1. Field of the Invention
The present invention relates to a build message communication system and more particularly to a message communication terminal device such as a portable two-way pager device used in a two-way paging system.
2. Description of the Related Art
As an example of a prior art message communicating pager, a paging receiver with display is disclosed in U.S. Pat. No. 4,382,256 (Nagata). The prior art uses a coding mechanism that reads message data from a message table with a fixed column order to designate syntax order. Under each table column, there is a list of words consisting of a mixed category of subject, verb, location, date, and time. Therefore, certain same words need to be repeated across multiple columns in order to construct statement sentence messages as well as question sentence messages because syntax order is different between statement sentences and question sentences. This also opens the possibility that non-meaningful sentence structures can be created, therefore resulting in possible miscommunication.
There is another prior art in which it is required that each sentence be constructed by keying in each character one at a time to build words that will then build the sentence message. This requires more manual interaction from the user, opens the possibility that spelling errors may occur, requires more memory to be allocated and built into the paging device, uses more data and thus, increases the bandwidth needed for transmission making the process costly and time consuming.

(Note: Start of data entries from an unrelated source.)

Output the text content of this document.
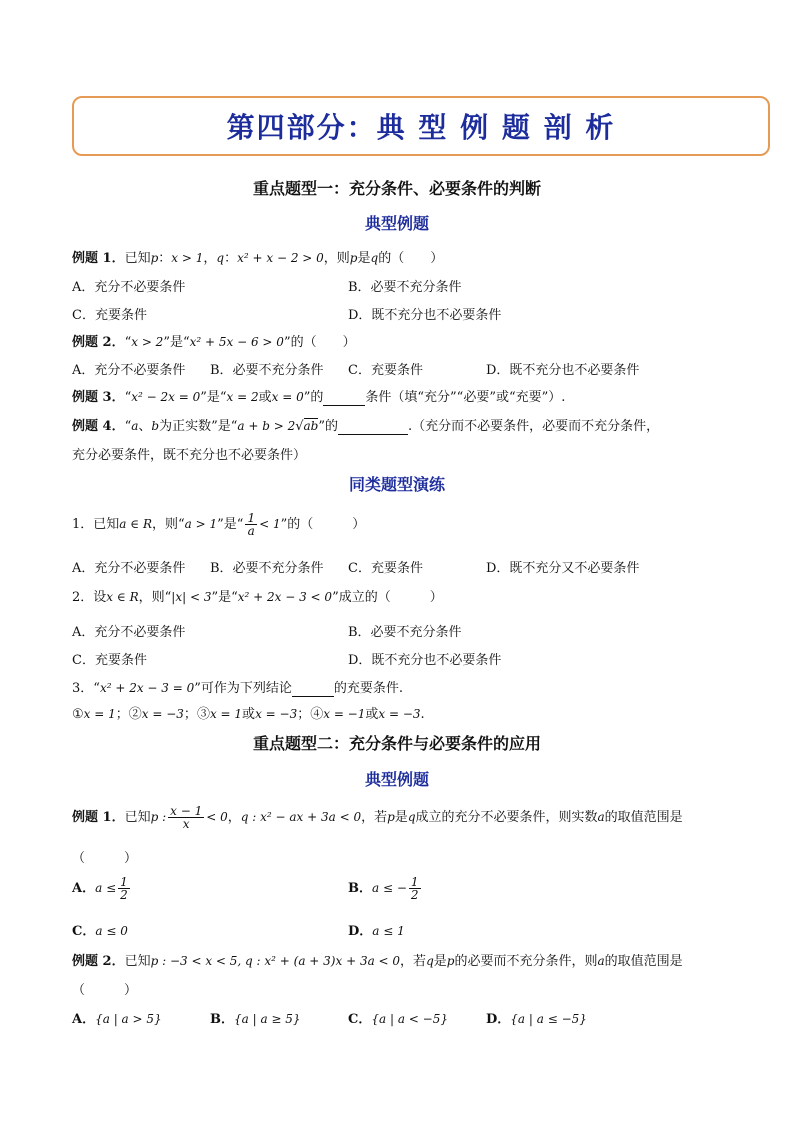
第四部分：典 型 例 题 剖 析
重点题型一：充分条件、必要条件的判断
典型例题
例题 1．已知p：x > 1，q：x² + x − 2 > 0，则p是q的（　　）
A．充分不必要条件	B．必要不充分条件
C．充要条件	D．既不充分也不必要条件
例题 2．“x > 2”是“x² + 5x − 6 > 0”的（　　）
A．充分不必要条件 B．必要不充分条件 C．充要条件	D．既不充分也不必要条件
例题 3．“x² − 2x = 0”是“x = 2或x = 0”的	条件（填“充分”“必要”或“充要”）.
例题 4．“a、b为正实数”是“a + b > 2√ab”的	.（充分而不必要条件，必要而不充分条件，
充分必要条件，既不充分也不必要条件）
同类题型演练
1．已知a ∈ R，则“a > 1”是“ $\frac{1}{a} < 1$”的（　　　）
A．充分不必要条件 B．必要不充分条件 C．充要条件	D．既不充分又不必要条件
2．设x ∈ R，则“|x| < 3”是“x² + 2x − 3 < 0”成立的（　　　）
A．充分不必要条件	B．必要不充分条件
C．充要条件	D．既不充分也不必要条件
3．“x² + 2x − 3 = 0”可作为下列结论	的充要条件.
①x = 1；②x = −3；③x = 1或x = −3；④x = −1或x = −3.
重点题型二：充分条件与必要条件的应用
典型例题
例题 1．已知p : $\frac{x - 1}{x} < 0$，q : x² − ax + 3a < 0，若p是q成立的充分不必要条件，则实数a的取值范围是
（　　　）
A．$a \le \frac{1}{2}$	B．a ≤ − $\frac{1}{2}$
C．a ≤ 0	D．a ≤ 1
例题 2．已知p : −3 < x < 5, q : x² + (a + 3)x + 3a < 0，若q是p的必要而不充分条件，则a的取值范围是
（　　　）
A．{a | a > 5}	B．{a | a ≥ 5}	C．{a | a < −5}	D．{a | a ≤ −5}
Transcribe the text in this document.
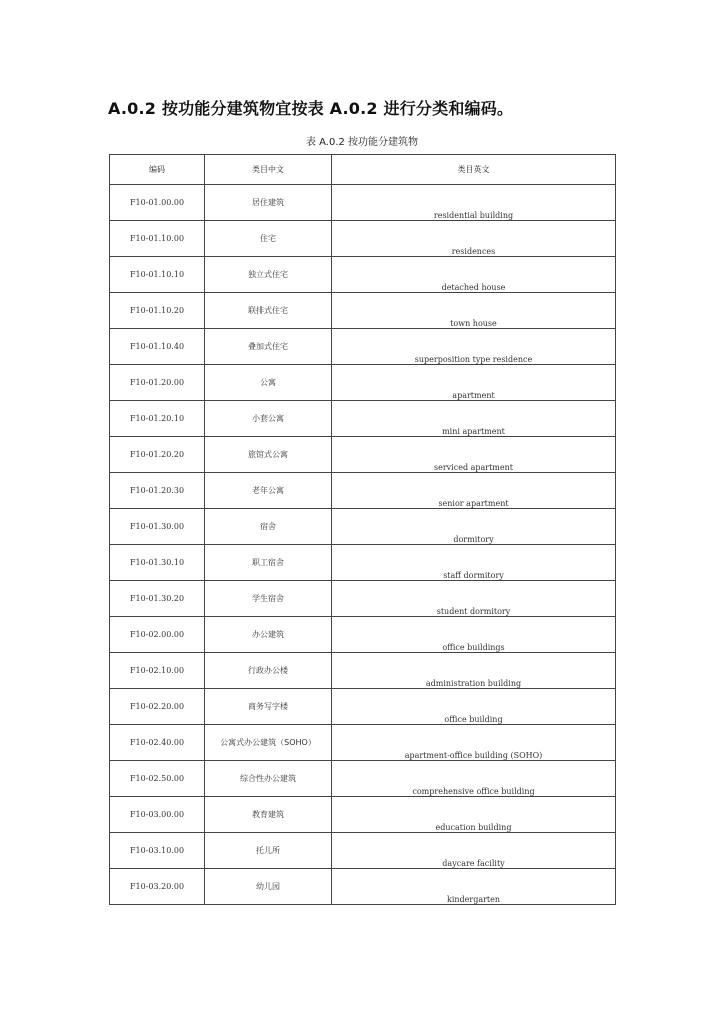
A.0.2 按功能分建筑物宜按表 A.0.2 进行分类和编码。
表 A.0.2 按功能分建筑物
编码	类目中文	类目英文
F10-01.00.00	居住建筑	residential building
F10-01.10.00	住宅	residences
F10-01.10.10	独立式住宅	detached house
F10-01.10.20	联排式住宅	town house
F10-01.10.40	叠加式住宅	superposition type residence
F10-01.20.00	公寓	apartment
F10-01.20.10	小套公寓	mini apartment
F10-01.20.20	旅馆式公寓	serviced apartment
F10-01.20.30	老年公寓	senior apartment
F10-01.30.00	宿舍	dormitory
F10-01.30.10	职工宿舍	staff dormitory
F10-01.30.20	学生宿舍	student dormitory
F10-02.00.00	办公建筑	office buildings
F10-02.10.00	行政办公楼	administration building
F10-02.20.00	商务写字楼	office building
F10-02.40.00	公寓式办公建筑（SOHO）	apartment-office building (SOHO)
F10-02.50.00	综合性办公建筑	comprehensive office building
F10-03.00.00	教育建筑	education building
F10-03.10.00	托儿所	daycare facility
F10-03.20.00	幼儿园	kindergarten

The prior art has disadvantages in building messages. The usual method of building a sentence structure has typically made the use of fixed tables where the first word in the sentence is extracted from the first column in the table, the second word in the sentence is extracted from the second column, and so forth. This sets up a rigid sentence structure where the syntax order is fixed; for example, into subject noun that goes into the first column, verb that goes into the second column, location modifier that goes into the third column, location that goes into the fourth column, date modifier that goes into the fifth column, date that goes into the sixth column, and time that goes into the seventh column. If any sentence should fall out of this rigid syntax order, the sentence can still be constructed, but with the addition of repeated words placed into each column category of the table to make up for the different syntax order. This results in a clutter of words using up valuable memory space, and requiring the coding mechanism to search each category for the correct word, then determining if that word is even available in that category, and then conjugating that word. This method becomes a time-consuming process.
The prior art has disadvantages in conjugating messages. The conjugation of subject nouns with their respective verbs, locations, dates, times, modifiers, format, negation, etc. is difficult, if not impossible, because there would be too many repeated words to conjugate, and there are no fixed categories to direct the coding mechanism to find and reference as to which words are to be conjugated. The manner in how the words are conjugated also means relying on other related words within the sentence, and if there are no fixed categories under which the related words are grouped, then the coding mechanism cannot find and reference the subject noun that directs how the other words are to be conjugated. This requires using many Boolean type functions, that therefore makes conjugation of words a difficult and time-consuming task.
The prior art has disadvantages in transposing messages. The prior art coding mechanism also makes converting statement sentences into question sentences, and question sentences into statement sentences difficult. Relating specifically to a two-way communication system such as a two-way (receiving/transmitting) paging system, formulating the reply to a question statement would require the user to rebuild a reply statement response word by word because the coding mechanism cannot detect nor translate the meaning of the question statement. The user needs to accommodate this weakness in the coding mechanism by telling the paging device exactly what words and what syntax order to use to build the message. Thus, the user spends valuable time manually keying in information.
The prior art has disadvantages in translating messages. The use of a fixed table coding mechanism makes language translation difficult. If any sentence requires more than the designated number of columns allocated for this particular table, as in the case of translation into another language which may have a different and lengthy syntax structure, then the sentence cannot be constructed completely and may lose its meaning. The prior art coding mechanism would only allow for words in the columns to be translated, but this does not result in translating a meaningful message, as conjugation, prefixes, suffixes, and syntax order vary between languages. Again, miscommunication may result, or the sentence simply cannot be translated.